Yes, audits for everyone!
As president of the American Entertainment Armories Association, Bilson is in close contact with the MPAA to carve out exemptions, such as a far shortened waiting period to get ahold of a handgun. “[Armorers] can’t wait 10 days — they need it that day or the very next day on set due to the speed of production,” he says, noting more generally, “There aren’t really rules governing what it is we do. So [legislators] have kind of fit a square peg in a round hole, and we have adapted to it as best as we can.”
So you can’t wait 10 days because you’re on a deadline, but a woman whose boyfriend is stalking her and threatening her life should be made to?
And I don’t believe this dubious claim for a second. They claim to have invented gang bangers acting like idiots by holding their gun sideways:
Sometimes armorers find that their onscreen handiwork worms its way back into real life. John Patteson, a Florida-based armorer (Cape Fear and Bad Boys II), recalls an experience on a 1980s TV show that he will not name in which a director wanted two guys with semiautomatic handguns to fire while standing next to each other.

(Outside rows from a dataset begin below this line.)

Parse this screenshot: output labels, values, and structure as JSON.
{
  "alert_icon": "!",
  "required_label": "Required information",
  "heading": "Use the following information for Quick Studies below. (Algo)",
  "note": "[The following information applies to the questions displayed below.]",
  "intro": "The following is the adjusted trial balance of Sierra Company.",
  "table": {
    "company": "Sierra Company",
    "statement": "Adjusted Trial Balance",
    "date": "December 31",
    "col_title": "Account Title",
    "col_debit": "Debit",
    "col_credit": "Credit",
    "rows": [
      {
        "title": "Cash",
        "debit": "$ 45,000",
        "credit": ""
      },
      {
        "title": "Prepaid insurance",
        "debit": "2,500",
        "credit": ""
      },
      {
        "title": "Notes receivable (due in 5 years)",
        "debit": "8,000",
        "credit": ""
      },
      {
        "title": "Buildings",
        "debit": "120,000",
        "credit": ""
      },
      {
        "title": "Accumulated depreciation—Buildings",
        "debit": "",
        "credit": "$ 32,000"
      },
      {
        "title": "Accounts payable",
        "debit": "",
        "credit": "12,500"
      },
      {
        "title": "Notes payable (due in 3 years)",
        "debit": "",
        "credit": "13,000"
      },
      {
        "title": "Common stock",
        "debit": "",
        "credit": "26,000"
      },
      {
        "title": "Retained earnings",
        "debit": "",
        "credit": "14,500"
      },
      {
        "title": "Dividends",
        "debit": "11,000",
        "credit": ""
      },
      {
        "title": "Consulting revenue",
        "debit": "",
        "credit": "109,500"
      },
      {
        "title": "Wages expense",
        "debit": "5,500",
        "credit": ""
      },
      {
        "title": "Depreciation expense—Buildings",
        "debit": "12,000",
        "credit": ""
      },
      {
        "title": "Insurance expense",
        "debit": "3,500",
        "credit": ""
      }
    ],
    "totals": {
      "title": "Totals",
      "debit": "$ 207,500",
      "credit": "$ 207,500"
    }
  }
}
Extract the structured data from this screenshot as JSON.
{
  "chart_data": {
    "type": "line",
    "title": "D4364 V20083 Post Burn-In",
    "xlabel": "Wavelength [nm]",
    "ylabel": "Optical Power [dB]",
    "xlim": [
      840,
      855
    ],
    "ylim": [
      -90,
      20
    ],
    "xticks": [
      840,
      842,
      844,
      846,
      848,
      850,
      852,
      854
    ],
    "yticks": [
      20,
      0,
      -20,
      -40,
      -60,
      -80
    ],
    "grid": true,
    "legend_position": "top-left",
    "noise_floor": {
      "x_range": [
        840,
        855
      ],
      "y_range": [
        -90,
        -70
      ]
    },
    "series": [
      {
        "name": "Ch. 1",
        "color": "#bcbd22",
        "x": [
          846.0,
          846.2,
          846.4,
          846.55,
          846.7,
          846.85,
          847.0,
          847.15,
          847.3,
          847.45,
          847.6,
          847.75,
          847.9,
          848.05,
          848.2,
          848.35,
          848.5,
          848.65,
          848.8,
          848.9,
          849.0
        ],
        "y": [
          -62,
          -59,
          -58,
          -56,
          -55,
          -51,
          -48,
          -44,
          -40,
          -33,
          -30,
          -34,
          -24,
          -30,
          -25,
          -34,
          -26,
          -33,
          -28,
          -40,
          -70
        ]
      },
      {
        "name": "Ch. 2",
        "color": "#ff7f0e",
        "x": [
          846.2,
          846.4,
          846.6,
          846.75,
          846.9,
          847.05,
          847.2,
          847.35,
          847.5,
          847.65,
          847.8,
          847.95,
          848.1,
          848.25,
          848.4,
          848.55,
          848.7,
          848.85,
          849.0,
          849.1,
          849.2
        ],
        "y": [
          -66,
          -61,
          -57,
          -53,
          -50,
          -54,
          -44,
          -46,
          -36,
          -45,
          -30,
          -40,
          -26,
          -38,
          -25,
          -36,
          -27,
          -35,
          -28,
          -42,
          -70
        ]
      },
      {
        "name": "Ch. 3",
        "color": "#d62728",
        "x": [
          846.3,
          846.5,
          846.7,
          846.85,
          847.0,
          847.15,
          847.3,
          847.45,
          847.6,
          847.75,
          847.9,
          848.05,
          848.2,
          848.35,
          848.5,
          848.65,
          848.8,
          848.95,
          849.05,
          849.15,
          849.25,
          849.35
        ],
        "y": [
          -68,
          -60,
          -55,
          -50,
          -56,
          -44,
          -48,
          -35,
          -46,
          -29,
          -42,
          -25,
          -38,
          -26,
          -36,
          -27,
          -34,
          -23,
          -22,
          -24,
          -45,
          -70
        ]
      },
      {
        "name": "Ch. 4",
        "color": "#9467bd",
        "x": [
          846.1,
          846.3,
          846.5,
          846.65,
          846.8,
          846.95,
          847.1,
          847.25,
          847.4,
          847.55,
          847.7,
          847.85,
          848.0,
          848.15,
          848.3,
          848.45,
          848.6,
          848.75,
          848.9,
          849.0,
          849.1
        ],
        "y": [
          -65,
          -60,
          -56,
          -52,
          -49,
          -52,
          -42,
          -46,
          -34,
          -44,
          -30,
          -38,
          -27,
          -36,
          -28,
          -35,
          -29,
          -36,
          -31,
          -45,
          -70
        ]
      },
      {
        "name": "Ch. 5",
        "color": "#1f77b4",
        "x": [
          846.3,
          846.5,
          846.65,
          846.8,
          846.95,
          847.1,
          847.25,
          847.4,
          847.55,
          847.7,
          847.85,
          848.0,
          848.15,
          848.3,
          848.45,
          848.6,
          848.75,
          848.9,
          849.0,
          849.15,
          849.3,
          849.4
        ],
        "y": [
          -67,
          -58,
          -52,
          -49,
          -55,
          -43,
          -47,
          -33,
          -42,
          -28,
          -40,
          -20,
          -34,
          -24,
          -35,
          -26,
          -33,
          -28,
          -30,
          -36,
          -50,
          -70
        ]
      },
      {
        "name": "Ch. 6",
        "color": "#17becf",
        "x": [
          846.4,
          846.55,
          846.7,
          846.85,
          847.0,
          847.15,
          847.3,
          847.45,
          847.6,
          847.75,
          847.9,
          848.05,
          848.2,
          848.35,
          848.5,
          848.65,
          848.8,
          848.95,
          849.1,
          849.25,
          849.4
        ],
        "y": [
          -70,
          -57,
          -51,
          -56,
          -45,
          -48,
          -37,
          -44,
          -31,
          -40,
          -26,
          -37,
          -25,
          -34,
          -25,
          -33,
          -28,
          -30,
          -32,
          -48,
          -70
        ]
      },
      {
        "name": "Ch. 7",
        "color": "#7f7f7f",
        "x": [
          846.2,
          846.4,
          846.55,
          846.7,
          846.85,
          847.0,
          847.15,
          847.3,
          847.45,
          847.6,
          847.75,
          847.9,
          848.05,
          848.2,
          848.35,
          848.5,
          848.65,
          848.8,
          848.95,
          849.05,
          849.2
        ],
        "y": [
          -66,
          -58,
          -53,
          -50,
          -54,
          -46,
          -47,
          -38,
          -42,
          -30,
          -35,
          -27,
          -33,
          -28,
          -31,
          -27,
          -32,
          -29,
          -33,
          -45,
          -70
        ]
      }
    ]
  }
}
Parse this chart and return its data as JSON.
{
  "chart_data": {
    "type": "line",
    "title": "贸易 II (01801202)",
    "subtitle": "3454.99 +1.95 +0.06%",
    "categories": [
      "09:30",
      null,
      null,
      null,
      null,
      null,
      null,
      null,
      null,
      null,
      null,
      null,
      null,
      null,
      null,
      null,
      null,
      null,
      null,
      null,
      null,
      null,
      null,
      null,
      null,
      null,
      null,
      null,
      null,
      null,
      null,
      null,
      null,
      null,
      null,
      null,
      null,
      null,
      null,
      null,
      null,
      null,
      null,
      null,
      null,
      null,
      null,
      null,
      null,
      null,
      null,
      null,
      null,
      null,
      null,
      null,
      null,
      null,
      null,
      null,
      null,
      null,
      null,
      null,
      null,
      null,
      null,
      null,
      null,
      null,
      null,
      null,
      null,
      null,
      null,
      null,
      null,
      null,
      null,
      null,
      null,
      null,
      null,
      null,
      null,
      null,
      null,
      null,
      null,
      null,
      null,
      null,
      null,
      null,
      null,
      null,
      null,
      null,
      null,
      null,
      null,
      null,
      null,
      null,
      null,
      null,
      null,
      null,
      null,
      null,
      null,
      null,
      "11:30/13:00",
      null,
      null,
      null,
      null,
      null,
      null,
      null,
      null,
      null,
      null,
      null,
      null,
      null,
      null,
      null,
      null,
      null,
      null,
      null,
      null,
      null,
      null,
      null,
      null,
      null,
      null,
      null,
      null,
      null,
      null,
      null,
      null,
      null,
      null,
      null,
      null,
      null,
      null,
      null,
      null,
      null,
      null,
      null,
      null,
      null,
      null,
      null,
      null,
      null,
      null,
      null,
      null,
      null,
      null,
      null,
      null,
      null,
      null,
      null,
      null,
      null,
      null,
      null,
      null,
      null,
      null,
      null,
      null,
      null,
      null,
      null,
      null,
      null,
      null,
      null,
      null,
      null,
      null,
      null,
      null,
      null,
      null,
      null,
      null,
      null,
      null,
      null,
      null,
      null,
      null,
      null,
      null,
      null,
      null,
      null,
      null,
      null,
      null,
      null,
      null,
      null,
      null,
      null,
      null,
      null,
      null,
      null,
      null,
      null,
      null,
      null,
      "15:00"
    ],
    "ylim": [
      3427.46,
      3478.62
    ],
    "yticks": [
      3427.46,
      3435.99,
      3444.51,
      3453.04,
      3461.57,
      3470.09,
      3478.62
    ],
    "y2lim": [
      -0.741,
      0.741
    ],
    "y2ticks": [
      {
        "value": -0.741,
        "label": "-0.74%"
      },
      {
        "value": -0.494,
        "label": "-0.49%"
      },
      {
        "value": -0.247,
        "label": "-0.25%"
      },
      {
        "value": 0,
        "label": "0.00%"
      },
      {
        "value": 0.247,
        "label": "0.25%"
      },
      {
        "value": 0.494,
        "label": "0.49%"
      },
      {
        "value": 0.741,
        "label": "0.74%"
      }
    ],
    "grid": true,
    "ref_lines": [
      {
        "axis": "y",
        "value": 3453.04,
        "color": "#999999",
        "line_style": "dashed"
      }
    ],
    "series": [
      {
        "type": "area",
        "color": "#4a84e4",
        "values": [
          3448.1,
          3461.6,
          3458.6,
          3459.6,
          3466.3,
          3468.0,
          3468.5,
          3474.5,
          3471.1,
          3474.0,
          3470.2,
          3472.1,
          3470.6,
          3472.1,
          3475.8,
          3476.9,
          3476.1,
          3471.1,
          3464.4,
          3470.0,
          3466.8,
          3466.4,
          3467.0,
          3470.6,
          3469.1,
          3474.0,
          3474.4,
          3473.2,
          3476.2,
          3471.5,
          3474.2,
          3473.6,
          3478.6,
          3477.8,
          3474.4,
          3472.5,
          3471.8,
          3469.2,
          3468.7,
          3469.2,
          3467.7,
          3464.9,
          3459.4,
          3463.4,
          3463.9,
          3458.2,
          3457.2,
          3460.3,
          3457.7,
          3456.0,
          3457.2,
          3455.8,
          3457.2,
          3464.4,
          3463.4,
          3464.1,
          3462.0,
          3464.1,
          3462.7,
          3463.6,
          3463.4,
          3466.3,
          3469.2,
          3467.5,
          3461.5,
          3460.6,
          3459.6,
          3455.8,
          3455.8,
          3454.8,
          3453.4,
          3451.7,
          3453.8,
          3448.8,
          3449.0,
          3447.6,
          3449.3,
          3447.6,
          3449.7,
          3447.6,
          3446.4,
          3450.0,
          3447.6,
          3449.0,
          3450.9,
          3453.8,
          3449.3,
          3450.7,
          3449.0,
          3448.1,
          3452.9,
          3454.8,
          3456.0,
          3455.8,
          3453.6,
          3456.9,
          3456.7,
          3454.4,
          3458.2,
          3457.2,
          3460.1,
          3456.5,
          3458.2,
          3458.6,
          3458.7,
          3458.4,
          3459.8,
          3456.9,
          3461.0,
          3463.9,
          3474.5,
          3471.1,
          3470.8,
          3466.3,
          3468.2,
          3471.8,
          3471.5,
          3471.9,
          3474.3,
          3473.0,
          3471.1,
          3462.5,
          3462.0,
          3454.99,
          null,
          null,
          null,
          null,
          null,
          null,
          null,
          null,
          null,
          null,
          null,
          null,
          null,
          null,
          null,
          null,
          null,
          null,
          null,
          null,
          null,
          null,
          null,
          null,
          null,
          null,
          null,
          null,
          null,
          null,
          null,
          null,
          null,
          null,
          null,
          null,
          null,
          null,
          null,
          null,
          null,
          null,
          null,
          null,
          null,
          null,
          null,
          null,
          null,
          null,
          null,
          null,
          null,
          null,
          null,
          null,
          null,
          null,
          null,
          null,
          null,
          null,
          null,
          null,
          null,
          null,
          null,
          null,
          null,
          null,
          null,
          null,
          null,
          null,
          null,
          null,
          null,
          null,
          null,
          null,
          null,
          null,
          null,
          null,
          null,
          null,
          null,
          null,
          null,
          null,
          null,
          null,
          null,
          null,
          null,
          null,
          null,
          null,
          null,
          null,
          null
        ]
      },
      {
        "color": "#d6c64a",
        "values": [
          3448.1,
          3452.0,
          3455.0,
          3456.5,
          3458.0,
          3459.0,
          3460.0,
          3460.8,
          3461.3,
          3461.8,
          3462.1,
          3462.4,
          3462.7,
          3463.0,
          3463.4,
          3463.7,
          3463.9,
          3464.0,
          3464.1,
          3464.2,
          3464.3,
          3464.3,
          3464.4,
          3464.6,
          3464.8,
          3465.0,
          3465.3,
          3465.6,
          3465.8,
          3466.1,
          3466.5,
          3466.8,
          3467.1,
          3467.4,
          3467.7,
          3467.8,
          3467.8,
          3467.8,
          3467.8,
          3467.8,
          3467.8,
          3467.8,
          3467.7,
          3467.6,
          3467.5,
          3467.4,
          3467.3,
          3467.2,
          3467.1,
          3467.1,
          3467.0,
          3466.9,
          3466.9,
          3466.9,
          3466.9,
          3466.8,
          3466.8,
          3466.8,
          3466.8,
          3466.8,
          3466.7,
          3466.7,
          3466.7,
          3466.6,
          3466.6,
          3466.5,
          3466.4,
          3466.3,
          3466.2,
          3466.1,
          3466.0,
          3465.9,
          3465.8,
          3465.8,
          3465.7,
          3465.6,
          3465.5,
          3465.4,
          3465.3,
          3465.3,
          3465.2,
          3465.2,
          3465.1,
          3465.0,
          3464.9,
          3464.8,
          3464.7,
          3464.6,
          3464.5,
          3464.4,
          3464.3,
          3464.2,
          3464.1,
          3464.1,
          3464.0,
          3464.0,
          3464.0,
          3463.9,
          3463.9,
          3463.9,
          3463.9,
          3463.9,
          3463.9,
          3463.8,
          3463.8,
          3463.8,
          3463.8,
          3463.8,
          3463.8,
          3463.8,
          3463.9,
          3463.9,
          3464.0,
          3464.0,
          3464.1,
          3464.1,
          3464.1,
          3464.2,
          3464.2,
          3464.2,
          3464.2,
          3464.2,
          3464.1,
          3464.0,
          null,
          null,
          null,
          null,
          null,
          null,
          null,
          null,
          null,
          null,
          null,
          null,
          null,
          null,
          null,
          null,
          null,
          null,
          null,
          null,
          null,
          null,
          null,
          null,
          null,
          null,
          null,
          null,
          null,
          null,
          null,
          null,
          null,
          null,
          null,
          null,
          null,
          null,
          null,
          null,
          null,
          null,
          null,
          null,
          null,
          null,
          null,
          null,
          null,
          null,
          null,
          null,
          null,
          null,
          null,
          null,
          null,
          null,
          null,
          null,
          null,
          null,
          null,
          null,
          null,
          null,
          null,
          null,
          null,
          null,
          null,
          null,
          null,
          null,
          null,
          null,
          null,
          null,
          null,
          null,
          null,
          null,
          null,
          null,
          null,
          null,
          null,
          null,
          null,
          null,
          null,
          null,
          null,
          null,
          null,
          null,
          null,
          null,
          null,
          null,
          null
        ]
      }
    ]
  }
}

Patteson pointed out that the ejected rounds from one gun would hit the second man, at best creating an annoyance and at worst a potential safety hazard. “The director says, ‘How about we ask the left guy to tilt his gun sideways, so brass goes up and arcs away?’ ” Patteson adjusted the scene accordingly, but “next thing you know, I’m seeing guys in 7-Eleven videos holding the guns sideways.”
I’m a natural skeptic, but that smells like bullshit to me.